Em relação à sigla do movimento, Caia, que usa LGBTI (sem o mais), demonstra uma preocupação com a desorganização política e também a falta de conferências nacionais, que pactuam essa questão e tantas outras e funcionam como referenciais. As últimas conferências aconteceram em 2016, quando ficou definido o uso da sigla LGBTI. Desde então, não houve mais eventos. O último não aconteceu por causa da pandemia de covid-19. “Um novo governo Lula deve ter como demanda prioritária da população LGBTI a realização de uma nova conferência”, diz. Sobre o “+”, ela comenta que não gostaria de ser referenciada dessa forma, portanto o não utiliza.
Para o representante da ONG Leões do Norte Welington Medeiros, as pautas LGBTI+, quando tratadas nos planos de governo, apareceram de forma “muito genérica, sem intimidade nem profundidade”. “As pessoas parece que não sabem o que está acontecendo e as assessorias, que não se inteiram, não conhecem”, comenta.

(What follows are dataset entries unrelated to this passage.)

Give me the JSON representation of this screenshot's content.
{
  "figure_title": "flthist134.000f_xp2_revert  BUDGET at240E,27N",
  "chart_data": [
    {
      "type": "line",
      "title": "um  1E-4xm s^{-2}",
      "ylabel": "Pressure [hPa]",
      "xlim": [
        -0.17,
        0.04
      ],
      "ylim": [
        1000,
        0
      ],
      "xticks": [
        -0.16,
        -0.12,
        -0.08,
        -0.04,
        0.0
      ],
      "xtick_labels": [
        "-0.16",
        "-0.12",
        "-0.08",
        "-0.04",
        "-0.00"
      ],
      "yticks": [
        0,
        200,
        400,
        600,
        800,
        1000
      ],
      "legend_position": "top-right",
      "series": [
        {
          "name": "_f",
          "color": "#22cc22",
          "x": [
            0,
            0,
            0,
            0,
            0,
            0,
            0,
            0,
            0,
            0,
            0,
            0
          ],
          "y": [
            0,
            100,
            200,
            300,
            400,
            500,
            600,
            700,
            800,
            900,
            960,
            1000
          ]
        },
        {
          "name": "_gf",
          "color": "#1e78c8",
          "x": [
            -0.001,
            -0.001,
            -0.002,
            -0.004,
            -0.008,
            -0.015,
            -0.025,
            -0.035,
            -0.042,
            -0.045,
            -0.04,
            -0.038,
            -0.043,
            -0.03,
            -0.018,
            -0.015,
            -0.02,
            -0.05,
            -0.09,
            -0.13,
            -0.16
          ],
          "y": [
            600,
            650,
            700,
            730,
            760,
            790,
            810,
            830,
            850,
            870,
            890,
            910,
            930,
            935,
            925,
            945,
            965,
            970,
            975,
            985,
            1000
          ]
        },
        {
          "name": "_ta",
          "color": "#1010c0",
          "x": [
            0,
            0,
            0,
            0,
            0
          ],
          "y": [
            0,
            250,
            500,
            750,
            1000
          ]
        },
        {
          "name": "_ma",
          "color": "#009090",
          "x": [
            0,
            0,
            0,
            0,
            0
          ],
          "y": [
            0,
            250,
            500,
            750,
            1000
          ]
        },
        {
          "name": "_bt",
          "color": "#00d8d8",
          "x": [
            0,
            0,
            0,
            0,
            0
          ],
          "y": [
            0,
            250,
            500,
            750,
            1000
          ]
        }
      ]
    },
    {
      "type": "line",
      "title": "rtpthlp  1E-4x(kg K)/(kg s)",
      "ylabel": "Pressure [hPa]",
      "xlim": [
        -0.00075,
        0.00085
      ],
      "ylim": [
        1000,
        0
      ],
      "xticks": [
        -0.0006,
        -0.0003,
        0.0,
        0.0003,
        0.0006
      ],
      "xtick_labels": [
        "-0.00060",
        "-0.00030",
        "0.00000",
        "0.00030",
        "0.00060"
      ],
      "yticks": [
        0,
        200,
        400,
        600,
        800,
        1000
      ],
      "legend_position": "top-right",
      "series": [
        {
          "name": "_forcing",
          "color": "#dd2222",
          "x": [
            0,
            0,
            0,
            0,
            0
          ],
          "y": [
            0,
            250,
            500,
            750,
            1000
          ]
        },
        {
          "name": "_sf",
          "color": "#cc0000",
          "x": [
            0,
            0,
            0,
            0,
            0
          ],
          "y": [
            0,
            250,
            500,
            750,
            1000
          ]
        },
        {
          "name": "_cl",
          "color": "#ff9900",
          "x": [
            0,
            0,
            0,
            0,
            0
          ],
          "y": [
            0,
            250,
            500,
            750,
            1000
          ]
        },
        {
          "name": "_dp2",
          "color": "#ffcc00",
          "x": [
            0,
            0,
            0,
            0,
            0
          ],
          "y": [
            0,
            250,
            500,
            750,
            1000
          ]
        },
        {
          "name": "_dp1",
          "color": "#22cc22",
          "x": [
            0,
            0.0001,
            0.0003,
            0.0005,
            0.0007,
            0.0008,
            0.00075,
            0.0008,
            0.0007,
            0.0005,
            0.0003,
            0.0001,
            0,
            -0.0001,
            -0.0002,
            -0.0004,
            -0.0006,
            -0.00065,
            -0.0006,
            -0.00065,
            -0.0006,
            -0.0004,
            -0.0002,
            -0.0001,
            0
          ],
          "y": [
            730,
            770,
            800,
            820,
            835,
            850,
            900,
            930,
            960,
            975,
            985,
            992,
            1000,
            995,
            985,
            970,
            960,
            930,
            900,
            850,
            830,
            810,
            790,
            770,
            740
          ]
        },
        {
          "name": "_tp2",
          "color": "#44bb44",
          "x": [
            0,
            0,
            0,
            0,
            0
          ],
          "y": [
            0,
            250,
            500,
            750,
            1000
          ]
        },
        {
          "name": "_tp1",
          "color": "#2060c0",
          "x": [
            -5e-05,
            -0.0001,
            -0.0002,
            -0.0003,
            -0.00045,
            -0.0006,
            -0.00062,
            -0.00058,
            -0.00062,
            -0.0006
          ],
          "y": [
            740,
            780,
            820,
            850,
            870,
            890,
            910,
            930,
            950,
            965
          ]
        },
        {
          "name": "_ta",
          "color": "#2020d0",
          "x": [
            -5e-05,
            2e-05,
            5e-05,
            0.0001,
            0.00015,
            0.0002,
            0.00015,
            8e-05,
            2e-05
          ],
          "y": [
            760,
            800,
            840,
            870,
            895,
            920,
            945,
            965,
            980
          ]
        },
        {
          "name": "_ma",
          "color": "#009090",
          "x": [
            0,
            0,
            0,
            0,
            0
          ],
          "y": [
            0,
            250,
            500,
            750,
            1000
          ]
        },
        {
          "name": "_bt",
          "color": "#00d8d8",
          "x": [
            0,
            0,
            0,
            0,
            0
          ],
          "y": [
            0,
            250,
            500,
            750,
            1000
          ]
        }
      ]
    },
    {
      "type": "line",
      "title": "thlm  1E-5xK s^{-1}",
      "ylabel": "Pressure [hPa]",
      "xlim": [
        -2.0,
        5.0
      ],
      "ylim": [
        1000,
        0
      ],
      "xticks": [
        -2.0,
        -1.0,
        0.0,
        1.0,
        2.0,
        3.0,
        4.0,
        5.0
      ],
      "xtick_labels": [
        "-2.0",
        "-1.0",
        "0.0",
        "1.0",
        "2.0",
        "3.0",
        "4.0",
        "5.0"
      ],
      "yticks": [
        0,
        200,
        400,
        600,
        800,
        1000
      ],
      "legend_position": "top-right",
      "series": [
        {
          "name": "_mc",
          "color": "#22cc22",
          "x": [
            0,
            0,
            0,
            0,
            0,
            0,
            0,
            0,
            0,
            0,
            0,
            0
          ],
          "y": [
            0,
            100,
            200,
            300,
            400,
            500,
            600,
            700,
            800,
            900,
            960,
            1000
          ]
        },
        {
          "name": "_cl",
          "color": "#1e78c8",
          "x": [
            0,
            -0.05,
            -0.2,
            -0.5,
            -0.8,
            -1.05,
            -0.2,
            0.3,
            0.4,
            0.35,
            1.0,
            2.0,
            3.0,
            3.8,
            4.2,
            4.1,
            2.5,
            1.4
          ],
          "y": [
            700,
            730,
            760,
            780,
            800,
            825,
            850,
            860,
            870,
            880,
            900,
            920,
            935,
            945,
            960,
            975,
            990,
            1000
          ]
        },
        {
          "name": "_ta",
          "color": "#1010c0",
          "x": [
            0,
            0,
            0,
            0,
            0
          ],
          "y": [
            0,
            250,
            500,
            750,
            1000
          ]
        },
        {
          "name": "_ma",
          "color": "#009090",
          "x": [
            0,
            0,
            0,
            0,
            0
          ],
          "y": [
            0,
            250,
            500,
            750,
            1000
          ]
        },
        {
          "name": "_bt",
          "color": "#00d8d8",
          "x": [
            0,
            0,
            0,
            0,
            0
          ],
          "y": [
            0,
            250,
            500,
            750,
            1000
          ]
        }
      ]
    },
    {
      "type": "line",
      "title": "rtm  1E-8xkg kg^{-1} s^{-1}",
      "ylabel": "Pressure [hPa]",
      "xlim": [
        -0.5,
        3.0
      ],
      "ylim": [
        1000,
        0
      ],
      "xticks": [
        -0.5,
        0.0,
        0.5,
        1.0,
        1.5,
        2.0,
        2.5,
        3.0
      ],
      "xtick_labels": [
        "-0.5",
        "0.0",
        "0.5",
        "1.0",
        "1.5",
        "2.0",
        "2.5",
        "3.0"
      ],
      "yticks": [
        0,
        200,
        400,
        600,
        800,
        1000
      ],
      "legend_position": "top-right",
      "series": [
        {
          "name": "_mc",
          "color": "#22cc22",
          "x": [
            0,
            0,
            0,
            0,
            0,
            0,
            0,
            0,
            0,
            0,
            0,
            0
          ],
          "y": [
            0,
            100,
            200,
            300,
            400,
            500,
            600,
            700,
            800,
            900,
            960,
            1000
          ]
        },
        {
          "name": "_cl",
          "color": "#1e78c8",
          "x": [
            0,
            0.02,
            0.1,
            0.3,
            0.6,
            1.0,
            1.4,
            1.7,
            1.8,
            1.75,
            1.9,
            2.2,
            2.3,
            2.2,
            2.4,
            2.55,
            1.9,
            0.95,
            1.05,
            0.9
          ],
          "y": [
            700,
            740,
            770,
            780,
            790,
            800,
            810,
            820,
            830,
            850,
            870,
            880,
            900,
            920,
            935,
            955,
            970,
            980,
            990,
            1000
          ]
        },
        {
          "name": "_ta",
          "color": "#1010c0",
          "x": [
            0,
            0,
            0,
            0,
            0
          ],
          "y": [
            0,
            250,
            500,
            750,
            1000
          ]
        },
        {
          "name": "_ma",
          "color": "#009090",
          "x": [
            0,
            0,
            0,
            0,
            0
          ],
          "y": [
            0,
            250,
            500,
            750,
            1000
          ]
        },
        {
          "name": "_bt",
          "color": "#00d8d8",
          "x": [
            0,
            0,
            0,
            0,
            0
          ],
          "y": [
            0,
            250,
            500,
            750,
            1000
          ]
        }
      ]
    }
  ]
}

“Talvez isso seja também porque os cargos que as pessoas ocupam na Prefeitura do Recife e no Governo do Estado não são militantes, não têm inserção na militância. É uma pauta que não tem muita mudança. Isso também se deve ao fato de não haver verba”, complementa, citando o caso do Centro de Referência LGBT, hoje Centro Estadual de Combate à Homofobia (CECH).
Na avaliação de Welington, é preciso ir além da questão do preconceito. Pautar, por exemplo, a descentralização dos serviços e das políticas públicas de olho no interior do Estado, a renda e empregabilidade – o que inclui dialogar com empresários e comerciantes, sobretudo para colocar as pessoas trans e travestis no mercado. Além disso, ele cita a violência, o atendimento à saúde, a qualificação do debate na mídia e como os temas são tratados nas escolas. “Há muitas especificidades que precisam ser discutidas”, reforça.
“Quantas vezes o governo estadual recebeu a população LGBTI+?, questiona Welington. “A pauta do segmento não pode servir para negociação com a ala conservadora política do Estado, não podemos ser essa moeda.”
Na semana passada, a ONG Leões do Norte cancelou o debate que faria com candidatos ao governo de Pernambuco, porque nenhum dos concorrentes convidados confirmou presença.
Em 2021, Pernambuco teve 735 casos de violência contra LGBTI+, entre crimes de lesão corporal, homicídio e estupro, segundo dados do Fórum Brasileiro de Segurança Pública. Foram 131 registros a mais em comparação com 2020.
Em setembro do ano passado, a Diadorim e a Marco Zero revelaram que o estado vive um apagão nas políticas de combate à LGBTIfobia. Com apoio metodológico da Plataforma Justa, a reportagem apurou que desde 2018 os orçamentos da gestão Paulo Câmara (PSB) destinados a essa população foram esvaziados ou contingenciados. Situação que, segundo especialistas, resultou em uma “onda de ataques transfóbicos”.